In the Mangistau district of the Mangyshlak region, 16 km from the Shetpe village, in the Akmysh tract, excavations of the settlement XII in Kyzylkala continued. One of the estates of this settlement was investigated. The estate measuring 12x10 m consisted of nine residential, economic, and religious premises. Its walls were made of large stone slabs. The material is represented by imported Central Asian pottery and local stucco Oguz ceramics. In the vicinity of Kyzylkala, a simultaneous burial, two burial mounds of the Bronze or Early Iron Age, and five soil burials of the Late Bronze Age were discovered. Sherkala settlement (300 x 200 m) was discovered 3 km northeast of Kyzylkala, at the western tip of the same name mountain. Judging by the recovered material, it dates from 12th century.

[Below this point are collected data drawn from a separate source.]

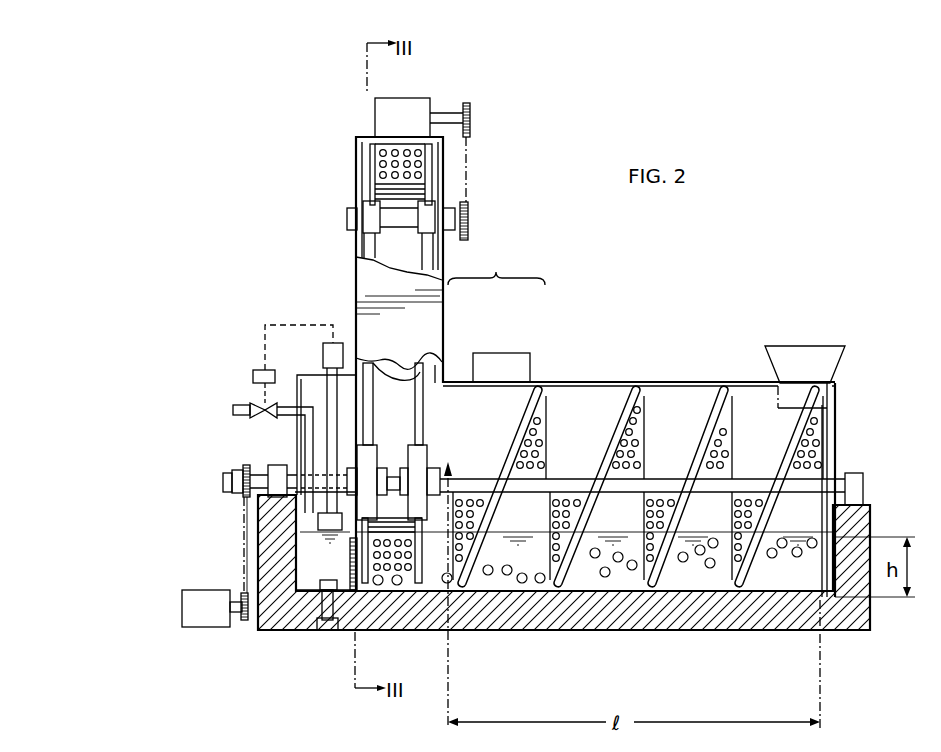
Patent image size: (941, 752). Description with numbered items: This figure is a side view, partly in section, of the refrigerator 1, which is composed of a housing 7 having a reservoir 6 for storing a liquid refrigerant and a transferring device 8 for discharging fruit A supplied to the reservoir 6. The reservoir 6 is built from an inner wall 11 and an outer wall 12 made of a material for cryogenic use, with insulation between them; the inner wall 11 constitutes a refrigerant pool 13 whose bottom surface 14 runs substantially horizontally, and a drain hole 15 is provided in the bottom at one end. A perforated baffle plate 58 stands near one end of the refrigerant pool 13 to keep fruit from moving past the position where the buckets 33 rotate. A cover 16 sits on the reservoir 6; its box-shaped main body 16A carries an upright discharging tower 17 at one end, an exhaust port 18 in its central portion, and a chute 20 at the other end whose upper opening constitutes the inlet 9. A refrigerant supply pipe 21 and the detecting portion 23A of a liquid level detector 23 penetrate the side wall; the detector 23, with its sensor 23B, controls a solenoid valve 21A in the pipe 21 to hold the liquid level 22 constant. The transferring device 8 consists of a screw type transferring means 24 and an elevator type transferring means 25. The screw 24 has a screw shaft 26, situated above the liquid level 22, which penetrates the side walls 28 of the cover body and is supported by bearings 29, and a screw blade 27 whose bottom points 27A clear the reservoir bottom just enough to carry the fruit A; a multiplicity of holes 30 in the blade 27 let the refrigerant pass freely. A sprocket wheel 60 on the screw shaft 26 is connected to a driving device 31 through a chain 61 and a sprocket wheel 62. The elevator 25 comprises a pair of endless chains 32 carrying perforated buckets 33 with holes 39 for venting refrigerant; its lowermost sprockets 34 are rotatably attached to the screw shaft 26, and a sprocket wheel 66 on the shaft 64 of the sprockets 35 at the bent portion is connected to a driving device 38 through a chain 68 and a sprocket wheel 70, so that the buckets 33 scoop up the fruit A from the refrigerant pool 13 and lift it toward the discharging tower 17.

The refrigerator 1 is at (296, 226).
The reservoir 6 is at (548, 622).
The housing 7 is at (509, 648).
The transferring device 8 is at (496, 270).
The inlet 9 is at (803, 347).
The inner wall 11 is at (602, 598).
The outer wall 12 is at (638, 630).
The refrigerant pool 13 is at (787, 595).
The bottom surface 14 is at (722, 595).
The drain hole 15 is at (322, 627).
The cover 16 is at (641, 374).
The main body of the cover 16A is at (712, 381).
The discharging tower 17 is at (356, 275).
The exhaust port 18 is at (535, 365).
The chute 20 is at (784, 365).
The refrigerant supply pipe 21 is at (308, 435).
The solenoid valve 21A is at (253, 376).
The liquid level 22 is at (501, 530).
The liquid level detector 23 is at (333, 355).
The detecting portion 23A is at (313, 410).
The sensor 23B is at (326, 541).
The screw type transferring means 24 is at (642, 508).
The elevator type transferring means 25 is at (434, 380).
The screw shaft 26 is at (470, 483).
The screw blade 27 is at (548, 424).
The bottom points of the blade 27A is at (543, 577).
The side walls 28 is at (297, 455).
The bearings 29 is at (243, 497).
The holes 30 is at (643, 437).
The driving device 31 is at (205, 627).
The endless chains 32 is at (373, 378).
The buckets 33 is at (430, 158).
The lowermost sprockets 34 is at (367, 470).
The sprockets at the bent portion 35 is at (368, 213).
The driving device 38 is at (418, 104).
The holes 39 is at (377, 158).
The baffle plate 58 is at (244, 557).
The sprocket wheel 60 is at (226, 478).
The chain 61 is at (244, 540).
The sprocket wheel 62 is at (245, 622).
The shaft 64 is at (398, 222).
The sprocket wheel 66 is at (470, 221).
The chain 68 is at (470, 172).
The sprocket wheel 70 is at (472, 113).
The fruit A is at (828, 594).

Three Fortresses of the 10th-12th centuries, located on the capes of the plateau, were surveyed. Two of them are located on the Karatau mountains in the north of Mangyshlak, one is near the Kalyanda valley. They dominate the ancient caravan routes leading from the coast to Central Asia. Near Shevchenko, a site (300X300 m) of fragments of unglazed and glazed ceramics of the 16th-17th centuries discovered by local historian G. B. Balandina, which occurred at a depth of up to 5 m from the modern surface, was examined. At Cape Melovoy in Shevchenko, excavations (2x2 m) were carried out at the settlement of the turn of the Bronze Age and the early one. gland. On the city's outskirts, a Sarmatian mound with a diameter of 9 m and a height of about 1 m was excavated, robbed in antiquity. A three-blade socketed arrowhead, a stone altar, and fragments of molded vessels were found in a burial chamber made of stone slabs. The mound dates back to the first centuries of our era.
On the edge of the Ustyurt plateau, in the southeast of the Mangyshlak region, stone structures discovered by local historian P.N. Lankin were examined. They were recorded for 30 km along the chink and represent arrow-shaped masonry of vertically placed stone slabs up to 1.5 m high, up to 300 m long the structures were used as pens for hunting moufflons live here in large numbers. The time of construction of these structures has not yet been determined.
Sources
- Archaeological discoveries of 1981. М.: 1983. 517 p.